Posted at 11/02/2009 
 
It's based on a book that talks about these facts of reality in the Campania region. If it is a book based on facts derived from newspapers, the movie should be like that. Emotional distance and nihilistic views are part of the equation to interpreting this reality. It is a great movie not because it advertises the Camorra but rather because it displays the actual ruthlessness of it. You don't need explain revulsion because a person with a stable intellect will be revulsed. The reviewer has never stepped outside of his own reality to actually experience or understand the forces in the movie. I strongly suggest that the reviewer go through a course in criminal psychology and sociology before he ever watches a movie based on criminal organizations. Criminal organizations are never glamorous.

 

Posted at 11/17/2009 
Armond White= totally.insane. Yep.

 

Posted at 05/13/2009 
 
ok Mr Armond White, you clearly have no business reviewing films. the article reads like a teenager's attempt at 'trolling'. trashing one of the best films of 2007 (a very good year for films) and the most acclaimed tv show of the last 25 years in such an infantile fashion can only be to attract undeserved attention. I wouldn't be surprised if you next dismiss Kubrick and Tarkovsky as talentless hacks and declare the wayans brothers geniuses.

 

Posted at 05/08/2009 
 
I am an admirer of Coppola and his Godfather saga, but I do not agree with this critic judgment.

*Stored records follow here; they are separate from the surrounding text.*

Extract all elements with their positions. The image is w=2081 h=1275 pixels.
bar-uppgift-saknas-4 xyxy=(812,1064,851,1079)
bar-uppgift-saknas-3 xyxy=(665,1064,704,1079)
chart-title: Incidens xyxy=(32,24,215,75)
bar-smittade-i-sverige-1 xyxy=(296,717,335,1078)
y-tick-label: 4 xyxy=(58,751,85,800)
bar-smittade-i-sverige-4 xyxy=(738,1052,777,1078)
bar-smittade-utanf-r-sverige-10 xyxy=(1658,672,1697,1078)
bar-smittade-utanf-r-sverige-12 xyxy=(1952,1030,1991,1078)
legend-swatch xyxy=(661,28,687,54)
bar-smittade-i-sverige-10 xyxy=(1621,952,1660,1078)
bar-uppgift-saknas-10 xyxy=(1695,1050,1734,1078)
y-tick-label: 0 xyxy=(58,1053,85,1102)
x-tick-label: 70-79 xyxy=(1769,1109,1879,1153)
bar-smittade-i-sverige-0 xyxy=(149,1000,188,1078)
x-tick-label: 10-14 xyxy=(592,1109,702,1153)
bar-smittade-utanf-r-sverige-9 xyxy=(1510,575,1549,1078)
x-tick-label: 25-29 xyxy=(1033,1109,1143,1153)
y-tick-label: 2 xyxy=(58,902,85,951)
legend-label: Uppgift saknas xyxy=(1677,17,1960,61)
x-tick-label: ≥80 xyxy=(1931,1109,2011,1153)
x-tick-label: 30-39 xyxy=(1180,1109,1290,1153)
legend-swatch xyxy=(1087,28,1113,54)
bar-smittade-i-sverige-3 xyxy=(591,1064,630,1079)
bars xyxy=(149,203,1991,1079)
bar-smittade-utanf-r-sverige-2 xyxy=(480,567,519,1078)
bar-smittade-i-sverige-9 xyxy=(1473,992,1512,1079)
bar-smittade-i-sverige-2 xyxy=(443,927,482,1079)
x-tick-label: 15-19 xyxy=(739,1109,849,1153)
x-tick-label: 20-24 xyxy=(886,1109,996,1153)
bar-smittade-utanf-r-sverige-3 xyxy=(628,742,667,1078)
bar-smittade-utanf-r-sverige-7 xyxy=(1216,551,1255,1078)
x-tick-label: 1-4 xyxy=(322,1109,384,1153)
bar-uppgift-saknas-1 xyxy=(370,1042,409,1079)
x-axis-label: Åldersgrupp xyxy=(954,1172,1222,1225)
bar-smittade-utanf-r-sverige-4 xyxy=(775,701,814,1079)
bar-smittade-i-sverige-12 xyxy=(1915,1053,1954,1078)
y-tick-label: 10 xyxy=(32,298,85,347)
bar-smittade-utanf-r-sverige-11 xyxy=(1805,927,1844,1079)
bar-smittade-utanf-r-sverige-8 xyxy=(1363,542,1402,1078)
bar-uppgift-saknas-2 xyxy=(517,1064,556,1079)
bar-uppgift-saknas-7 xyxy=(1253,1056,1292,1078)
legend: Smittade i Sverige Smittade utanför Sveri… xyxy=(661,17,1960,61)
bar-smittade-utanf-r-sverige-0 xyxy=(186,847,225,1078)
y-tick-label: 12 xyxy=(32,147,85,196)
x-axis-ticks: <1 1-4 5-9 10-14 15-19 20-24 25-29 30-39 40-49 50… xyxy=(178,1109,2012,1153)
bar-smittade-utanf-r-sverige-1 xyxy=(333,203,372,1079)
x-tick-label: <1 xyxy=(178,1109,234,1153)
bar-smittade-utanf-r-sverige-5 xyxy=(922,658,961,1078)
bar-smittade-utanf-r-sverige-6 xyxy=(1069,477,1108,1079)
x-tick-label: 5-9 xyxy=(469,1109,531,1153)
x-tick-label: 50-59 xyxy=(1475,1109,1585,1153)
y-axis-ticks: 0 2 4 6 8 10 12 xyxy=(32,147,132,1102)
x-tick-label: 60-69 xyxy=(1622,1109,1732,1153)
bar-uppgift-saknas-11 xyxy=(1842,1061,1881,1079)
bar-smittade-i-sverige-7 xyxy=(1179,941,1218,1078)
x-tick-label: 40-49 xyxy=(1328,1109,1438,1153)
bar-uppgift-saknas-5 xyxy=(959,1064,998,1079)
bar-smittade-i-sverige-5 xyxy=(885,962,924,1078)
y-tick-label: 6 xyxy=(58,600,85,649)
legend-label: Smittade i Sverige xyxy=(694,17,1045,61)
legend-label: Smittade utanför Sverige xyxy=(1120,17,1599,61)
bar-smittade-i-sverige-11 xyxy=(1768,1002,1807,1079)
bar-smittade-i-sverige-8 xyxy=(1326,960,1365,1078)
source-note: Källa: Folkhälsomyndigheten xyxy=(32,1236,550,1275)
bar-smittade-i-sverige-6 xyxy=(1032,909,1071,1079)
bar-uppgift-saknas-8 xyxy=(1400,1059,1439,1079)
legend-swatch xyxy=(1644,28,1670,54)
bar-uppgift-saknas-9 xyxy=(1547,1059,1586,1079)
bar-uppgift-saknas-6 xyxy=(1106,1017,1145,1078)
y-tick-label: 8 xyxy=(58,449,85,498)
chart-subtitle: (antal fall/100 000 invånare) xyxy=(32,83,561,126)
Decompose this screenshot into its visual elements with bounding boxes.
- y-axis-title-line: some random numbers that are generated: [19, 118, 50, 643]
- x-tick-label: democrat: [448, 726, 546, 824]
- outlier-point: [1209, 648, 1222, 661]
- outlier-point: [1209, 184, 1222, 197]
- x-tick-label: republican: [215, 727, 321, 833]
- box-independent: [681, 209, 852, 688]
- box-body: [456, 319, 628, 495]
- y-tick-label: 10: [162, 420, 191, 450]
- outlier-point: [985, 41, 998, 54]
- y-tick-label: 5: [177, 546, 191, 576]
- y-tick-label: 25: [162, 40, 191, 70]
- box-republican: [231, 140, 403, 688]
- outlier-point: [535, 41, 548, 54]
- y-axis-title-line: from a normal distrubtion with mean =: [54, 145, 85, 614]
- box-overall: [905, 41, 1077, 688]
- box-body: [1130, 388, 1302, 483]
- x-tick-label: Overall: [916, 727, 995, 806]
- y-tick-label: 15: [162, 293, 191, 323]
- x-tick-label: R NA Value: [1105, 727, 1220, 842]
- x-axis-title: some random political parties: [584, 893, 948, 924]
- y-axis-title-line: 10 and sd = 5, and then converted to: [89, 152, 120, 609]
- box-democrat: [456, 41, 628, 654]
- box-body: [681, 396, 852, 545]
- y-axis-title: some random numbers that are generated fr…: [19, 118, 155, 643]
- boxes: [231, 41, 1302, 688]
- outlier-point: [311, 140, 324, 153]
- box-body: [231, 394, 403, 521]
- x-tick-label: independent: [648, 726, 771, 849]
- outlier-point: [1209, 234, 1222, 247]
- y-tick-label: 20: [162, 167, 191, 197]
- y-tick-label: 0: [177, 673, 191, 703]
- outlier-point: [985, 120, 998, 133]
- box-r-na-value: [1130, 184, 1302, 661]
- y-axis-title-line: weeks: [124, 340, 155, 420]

It' s only that Mr White has not understood what this movie means, which is in part understandable since he is not a Neapolitan and does not know first hand the reality this movie depicts. Myself, I am a Neapolitan so I appreciate what the movie wants to say: the movie says "this is not the old mafia or camorra, this is not the morale world of godfather, where some basic human values were shared and respected. This is now an urban jungle where any contact with human values beyond ruthlessness and greed have been irremediably lost. We have gone too far". I have myself lived day by day this descent into wildness, this dissolution of moral ties and this degradetion of our society, so the movie is an honest and quite accurate portrait of our reality. We have gone too far. You Americans too might have a sense of what going to far is when thinking of Wall Street and the subprime crisis, although the blood flowing in the street is perhpas more sanitized and dignified. Raffaele from Naples

 

Posted at 03/02/2009 
 
Wow, I can't believe any professional reviewer can be so consistently wrong and sophomoric in his expressions and interpretations of film. It's like reading a snooty junior high newspaper film review by a kid who looks up a few "big" words in a dictionary to try to sound intelligent, while utterly missing some of the most important themes and narratives of film and art. The moralizing with terms like "prurient", "obscene", "decadent", etc to criticize the film for what it portrays -- with your typical small-minded notions that depiction equates to endorsement, of course only in films with which you have some moral/political/ideological disagreement -- is a recurring theme in your reviews. That you seem almost chronically unable to grasp the actual themes and narratives of films and art, that you appear almost obligated to utterly miss points and to misunderstand intent, and that you are woefully incapable of getting small details and facts about the films and their stories correct, is shocking. You write the most uninformed, inaccurate, unintelligent, self-important reviews that I have ever read. Someone needs to fire you from this job, and then you need to get a job that doesn't involve trying to watch or understand or explain films or art.

 

Posted at 03/04/2009 
I totally agree, this is the worst film review I have ever seen hands down, the author comes across as a totally clueless hack.